PARIS : Sursaut ou nouveau flop démocratique ? Après l'abstention historique qui a marqué le premier tour des régionales et des départementales, le second tour dimanche devrait s'inscrire "dans la continuité" et ne pas connaître de rebond spectaculaire de la participation.
A deux jours du scrutin, les instituts de sondage et les politologues ne décèlent toujours pas de signes susceptibles d'inverser la tendance.
Un électeur sur trois seulement s'est rendu aux urnes au premier tour, pour une abstention record de 67,7%, loin au-dessus des 50,09% du scrutin de 2015 et surtout du précédent pic pour des régionales en 2010 (53,67%).
"Je vois mal une mobilisation qui viendrait bouleverser le rapport de forces établi au premier tour, même s'il y a souvent un peu plus de participation au second tour qu'au premier, comme ce fut le cas en 2015", affirme Romain Pasquier, directeur de recherche au CNRS.
Au soir du premier tour, tous les leaders politiques ont lancé un appel à la mobilisation. Parmi eux, Marine Le Pen, dont l'électorat a particulièrement boudé les urnes, le Rassemblement national ne parvenant en tête que dans une seule région (Provence-Alpes-Côte d'Azur) contre six en 2015.

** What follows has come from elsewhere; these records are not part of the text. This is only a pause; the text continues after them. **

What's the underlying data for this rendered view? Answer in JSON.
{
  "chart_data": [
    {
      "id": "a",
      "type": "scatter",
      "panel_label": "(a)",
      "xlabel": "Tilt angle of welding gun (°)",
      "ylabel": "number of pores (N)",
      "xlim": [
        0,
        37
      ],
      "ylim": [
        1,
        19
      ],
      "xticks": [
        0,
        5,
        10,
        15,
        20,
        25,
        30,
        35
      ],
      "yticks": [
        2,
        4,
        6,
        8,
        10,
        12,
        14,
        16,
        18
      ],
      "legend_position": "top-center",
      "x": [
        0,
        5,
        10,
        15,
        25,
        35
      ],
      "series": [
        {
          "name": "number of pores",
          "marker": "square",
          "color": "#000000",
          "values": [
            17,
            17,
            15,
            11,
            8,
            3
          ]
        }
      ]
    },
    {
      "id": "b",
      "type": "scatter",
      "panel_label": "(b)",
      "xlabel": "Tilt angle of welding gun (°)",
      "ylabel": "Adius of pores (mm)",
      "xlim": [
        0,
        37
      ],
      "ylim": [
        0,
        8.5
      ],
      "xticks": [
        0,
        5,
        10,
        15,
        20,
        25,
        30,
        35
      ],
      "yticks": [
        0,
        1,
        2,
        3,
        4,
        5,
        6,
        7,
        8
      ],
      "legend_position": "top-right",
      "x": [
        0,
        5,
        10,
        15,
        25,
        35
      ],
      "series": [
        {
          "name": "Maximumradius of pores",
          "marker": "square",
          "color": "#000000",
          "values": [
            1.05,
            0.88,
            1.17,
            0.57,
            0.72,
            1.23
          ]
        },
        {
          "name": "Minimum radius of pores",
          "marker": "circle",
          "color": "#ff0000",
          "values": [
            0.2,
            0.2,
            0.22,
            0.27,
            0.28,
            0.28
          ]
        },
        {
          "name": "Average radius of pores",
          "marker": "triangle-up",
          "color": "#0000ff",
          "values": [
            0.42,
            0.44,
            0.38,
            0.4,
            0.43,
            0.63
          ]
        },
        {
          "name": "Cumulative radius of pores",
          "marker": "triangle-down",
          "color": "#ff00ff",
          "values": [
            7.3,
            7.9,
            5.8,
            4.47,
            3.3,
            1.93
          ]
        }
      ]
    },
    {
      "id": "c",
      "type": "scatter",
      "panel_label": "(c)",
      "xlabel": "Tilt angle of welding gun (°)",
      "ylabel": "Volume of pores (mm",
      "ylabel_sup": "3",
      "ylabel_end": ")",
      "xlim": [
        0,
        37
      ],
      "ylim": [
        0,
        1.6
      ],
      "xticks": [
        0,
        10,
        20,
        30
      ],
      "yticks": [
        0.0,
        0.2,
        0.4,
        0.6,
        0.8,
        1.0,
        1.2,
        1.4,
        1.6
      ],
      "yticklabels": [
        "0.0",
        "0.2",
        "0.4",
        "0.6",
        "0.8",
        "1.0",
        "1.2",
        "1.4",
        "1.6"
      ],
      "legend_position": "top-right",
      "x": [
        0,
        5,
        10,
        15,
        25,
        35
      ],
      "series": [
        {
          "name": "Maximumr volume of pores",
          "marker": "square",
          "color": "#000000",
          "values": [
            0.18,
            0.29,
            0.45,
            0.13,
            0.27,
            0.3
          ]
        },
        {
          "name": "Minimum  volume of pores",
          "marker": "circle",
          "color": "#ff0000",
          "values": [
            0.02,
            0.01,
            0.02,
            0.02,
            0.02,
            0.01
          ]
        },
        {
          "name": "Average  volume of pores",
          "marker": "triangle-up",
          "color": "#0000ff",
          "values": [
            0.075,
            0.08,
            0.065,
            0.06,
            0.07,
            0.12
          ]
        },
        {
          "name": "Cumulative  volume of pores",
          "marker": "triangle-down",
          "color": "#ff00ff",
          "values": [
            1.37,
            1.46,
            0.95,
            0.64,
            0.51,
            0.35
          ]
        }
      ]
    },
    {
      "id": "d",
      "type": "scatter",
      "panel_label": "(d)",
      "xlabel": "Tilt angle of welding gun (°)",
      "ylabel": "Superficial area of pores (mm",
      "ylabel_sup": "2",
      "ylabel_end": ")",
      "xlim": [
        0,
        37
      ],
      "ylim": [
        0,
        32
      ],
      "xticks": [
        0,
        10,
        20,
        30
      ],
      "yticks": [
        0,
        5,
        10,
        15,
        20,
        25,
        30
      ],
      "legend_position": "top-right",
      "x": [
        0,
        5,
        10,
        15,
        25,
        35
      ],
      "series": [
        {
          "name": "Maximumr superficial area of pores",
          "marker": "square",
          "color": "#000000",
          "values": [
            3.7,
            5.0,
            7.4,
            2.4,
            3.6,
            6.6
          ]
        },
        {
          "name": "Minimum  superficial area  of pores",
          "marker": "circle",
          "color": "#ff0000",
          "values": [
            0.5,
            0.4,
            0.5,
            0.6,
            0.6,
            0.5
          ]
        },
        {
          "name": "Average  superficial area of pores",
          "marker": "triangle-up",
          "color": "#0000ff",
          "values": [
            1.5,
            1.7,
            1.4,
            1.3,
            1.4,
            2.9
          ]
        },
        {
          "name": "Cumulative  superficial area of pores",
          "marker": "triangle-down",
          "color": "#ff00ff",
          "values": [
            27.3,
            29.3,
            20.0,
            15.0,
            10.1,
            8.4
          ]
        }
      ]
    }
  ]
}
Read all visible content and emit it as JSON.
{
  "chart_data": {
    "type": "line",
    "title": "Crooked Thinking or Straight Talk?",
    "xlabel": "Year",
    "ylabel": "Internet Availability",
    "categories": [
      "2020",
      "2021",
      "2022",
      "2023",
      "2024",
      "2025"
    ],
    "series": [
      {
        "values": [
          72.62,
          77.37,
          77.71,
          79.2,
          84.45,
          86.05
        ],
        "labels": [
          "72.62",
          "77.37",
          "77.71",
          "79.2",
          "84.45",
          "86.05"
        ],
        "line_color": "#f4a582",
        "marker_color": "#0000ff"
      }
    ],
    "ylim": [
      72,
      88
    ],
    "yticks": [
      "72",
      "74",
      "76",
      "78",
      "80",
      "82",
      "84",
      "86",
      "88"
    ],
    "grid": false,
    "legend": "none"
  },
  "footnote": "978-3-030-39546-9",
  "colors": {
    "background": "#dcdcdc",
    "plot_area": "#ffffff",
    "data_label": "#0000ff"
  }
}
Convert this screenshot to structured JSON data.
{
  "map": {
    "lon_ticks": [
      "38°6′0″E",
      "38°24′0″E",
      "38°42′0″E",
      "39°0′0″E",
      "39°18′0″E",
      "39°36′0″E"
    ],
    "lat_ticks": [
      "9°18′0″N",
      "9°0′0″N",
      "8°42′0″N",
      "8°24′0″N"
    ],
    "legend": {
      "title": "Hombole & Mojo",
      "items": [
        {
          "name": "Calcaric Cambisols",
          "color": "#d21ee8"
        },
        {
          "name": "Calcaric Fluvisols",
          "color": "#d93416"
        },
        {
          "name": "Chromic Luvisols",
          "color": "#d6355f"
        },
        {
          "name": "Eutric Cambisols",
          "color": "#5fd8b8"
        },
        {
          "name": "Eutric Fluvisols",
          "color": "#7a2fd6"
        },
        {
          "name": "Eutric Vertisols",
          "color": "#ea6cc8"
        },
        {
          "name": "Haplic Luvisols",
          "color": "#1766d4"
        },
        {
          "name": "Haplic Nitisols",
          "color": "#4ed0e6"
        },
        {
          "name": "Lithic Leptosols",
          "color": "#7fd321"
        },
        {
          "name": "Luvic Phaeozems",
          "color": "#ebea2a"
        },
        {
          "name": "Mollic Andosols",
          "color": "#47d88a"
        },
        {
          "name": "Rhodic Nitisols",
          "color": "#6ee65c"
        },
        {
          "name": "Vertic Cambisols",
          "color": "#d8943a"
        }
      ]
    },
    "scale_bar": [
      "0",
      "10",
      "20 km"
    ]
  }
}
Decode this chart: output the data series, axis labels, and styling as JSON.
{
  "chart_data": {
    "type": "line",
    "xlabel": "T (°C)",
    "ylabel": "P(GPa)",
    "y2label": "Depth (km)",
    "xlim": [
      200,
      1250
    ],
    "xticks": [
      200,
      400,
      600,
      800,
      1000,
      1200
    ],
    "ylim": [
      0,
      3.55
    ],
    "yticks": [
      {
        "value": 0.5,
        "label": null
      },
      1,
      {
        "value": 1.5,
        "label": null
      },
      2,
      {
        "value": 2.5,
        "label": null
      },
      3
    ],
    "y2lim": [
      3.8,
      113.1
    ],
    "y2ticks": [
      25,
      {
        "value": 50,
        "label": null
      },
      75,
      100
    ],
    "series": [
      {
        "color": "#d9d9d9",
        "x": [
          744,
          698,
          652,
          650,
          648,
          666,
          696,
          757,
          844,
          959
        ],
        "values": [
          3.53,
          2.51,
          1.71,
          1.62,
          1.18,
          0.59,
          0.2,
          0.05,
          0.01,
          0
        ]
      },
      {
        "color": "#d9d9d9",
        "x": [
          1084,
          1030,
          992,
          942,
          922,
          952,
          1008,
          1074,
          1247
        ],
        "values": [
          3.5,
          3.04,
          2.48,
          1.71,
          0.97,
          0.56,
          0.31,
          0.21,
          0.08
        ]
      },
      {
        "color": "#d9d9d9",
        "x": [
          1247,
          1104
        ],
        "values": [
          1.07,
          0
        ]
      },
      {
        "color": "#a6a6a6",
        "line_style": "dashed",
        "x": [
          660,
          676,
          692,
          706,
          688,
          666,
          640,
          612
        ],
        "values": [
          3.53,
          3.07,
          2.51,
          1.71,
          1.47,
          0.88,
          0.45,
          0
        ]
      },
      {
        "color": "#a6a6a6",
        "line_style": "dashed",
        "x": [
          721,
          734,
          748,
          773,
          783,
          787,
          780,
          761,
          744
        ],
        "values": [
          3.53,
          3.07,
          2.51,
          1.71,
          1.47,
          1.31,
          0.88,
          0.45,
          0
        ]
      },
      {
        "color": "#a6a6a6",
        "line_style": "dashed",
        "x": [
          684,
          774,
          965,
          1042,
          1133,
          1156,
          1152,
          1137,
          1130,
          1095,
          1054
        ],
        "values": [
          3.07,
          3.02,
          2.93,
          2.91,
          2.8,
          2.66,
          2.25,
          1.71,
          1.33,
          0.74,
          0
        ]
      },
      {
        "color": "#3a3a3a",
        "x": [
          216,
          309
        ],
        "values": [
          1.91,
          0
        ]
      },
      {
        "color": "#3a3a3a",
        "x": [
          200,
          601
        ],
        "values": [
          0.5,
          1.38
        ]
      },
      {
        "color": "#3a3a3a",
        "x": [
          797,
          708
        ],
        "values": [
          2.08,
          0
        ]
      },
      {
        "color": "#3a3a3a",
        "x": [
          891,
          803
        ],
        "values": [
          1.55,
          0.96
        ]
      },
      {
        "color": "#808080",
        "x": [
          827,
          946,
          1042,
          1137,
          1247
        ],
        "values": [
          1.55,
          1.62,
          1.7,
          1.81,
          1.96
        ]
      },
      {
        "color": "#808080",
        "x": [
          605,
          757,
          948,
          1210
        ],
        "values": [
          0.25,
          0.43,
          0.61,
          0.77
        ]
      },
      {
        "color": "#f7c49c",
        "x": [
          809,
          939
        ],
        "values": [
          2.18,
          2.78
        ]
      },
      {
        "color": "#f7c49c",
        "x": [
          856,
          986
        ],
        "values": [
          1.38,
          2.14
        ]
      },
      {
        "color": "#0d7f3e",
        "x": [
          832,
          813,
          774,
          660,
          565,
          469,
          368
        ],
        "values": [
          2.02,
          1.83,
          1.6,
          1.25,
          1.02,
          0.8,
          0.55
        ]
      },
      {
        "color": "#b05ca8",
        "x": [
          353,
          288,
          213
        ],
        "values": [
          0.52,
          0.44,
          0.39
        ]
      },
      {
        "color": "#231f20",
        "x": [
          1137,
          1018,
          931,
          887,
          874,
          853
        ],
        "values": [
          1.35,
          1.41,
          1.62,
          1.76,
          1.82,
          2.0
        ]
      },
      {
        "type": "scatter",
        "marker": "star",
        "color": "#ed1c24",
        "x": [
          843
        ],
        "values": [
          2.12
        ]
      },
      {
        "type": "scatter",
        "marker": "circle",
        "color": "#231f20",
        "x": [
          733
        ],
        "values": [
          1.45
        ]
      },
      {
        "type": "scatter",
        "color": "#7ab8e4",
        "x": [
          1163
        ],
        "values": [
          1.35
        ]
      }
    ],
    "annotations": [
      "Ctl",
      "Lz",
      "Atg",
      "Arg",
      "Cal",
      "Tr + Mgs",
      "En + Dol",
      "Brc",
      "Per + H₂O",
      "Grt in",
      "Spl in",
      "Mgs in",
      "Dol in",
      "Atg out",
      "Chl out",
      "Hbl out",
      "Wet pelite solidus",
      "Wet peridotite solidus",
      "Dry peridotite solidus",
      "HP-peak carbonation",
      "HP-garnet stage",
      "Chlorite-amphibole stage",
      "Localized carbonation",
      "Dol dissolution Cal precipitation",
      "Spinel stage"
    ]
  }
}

La question de la participation se pose surtout dans cette région, où le sortant LR Renaud Muselier et le RN Thierry Mariani sont au coude-à-coude pour leur duel de dimanche, après le retrait de Jean-Laurent Félizia, chef de file écologiste de l'union de la gauche, afin de barrer la route au Rassemblement national.
"Il y a deux questions en Paca : l'attitude de l'électorat de gauche (appelé à voter LR contre le RN) et si le RN a des réserves de voix", expose Bernard Sananès, président de l'institut Elabe.
Malgré ces enjeux, "nous sommes plus sur une réédition du premier tour" que sur un rebond de la mobilisation, constate Frédéric Dabi, directeur général de l'Ifop, institut qui a publié un sondage cette semaine montrant un très léger rebond de deux points de la participation à 36% pour dimanche.
Comprendre les compétences des régions
Après le fiasco au premier tour d'une campagne axée sur des sujets nationaux comme la sécurité, le débat s'est concentré sur les sujets locaux dans l'entre-deux-tours, mais sans avoir forcément des conséquences sur la participation.
"Relocalisation ne signifie pas forcément remobilisation de l'électorat", constate M. Dabi.
Reste à comprendre, à moins d'un an de la présidentielle, les raisons de cette forte abstention, proche du record absolu sous la Ve République, qui était de 69,8% lors du référendum sur le quinquennat en septembre 2000.
La crise sanitaire, comme l'an dernier lors des municipales, a sans doute dissuadé des électeurs de se rendre dans les bureaux de vote, même si son impact est difficile à évaluer.
Le gouvernement, qui a lancé une campagne de communication en vue du deuxième tour, s'est retrouvé également sur le banc des accusés, l'opposition voyant comme l'un des facteurs de l'abstention les dysfonctionnements dans l'acheminement de la propagande électorale au premier tour.
La ministre déléguée à la Citoyenneté Marlène Schiappa a, pour sa part, évoqué le problème de la visibilité du rôle des territoires dans le quotidien des Français.
"Ce n'est pas toujours clair pour tout le monde de savoir quelles sont les compétences des départements et des régions", a-t-elle concédé vendredi sur Europe 1.
Pour Jules Nyssen, délégué général de Régions de France, il n'y a aucun doute : "Au premier tour, l'abstention a été liée au fait que le débat politique a lieu sur d'autres sujets que les compétences régionales, des compétences d'ailleurs difficiles à voir clairement pour les citoyens".
"Tant que les gens ne comprendront pas mieux à quoi sert une région et comment cela influe dans leur quotidien, il y aura un problème d'abstention.Il faut que les niveaux de responsabilités soient mieux perçus", assure-t-il.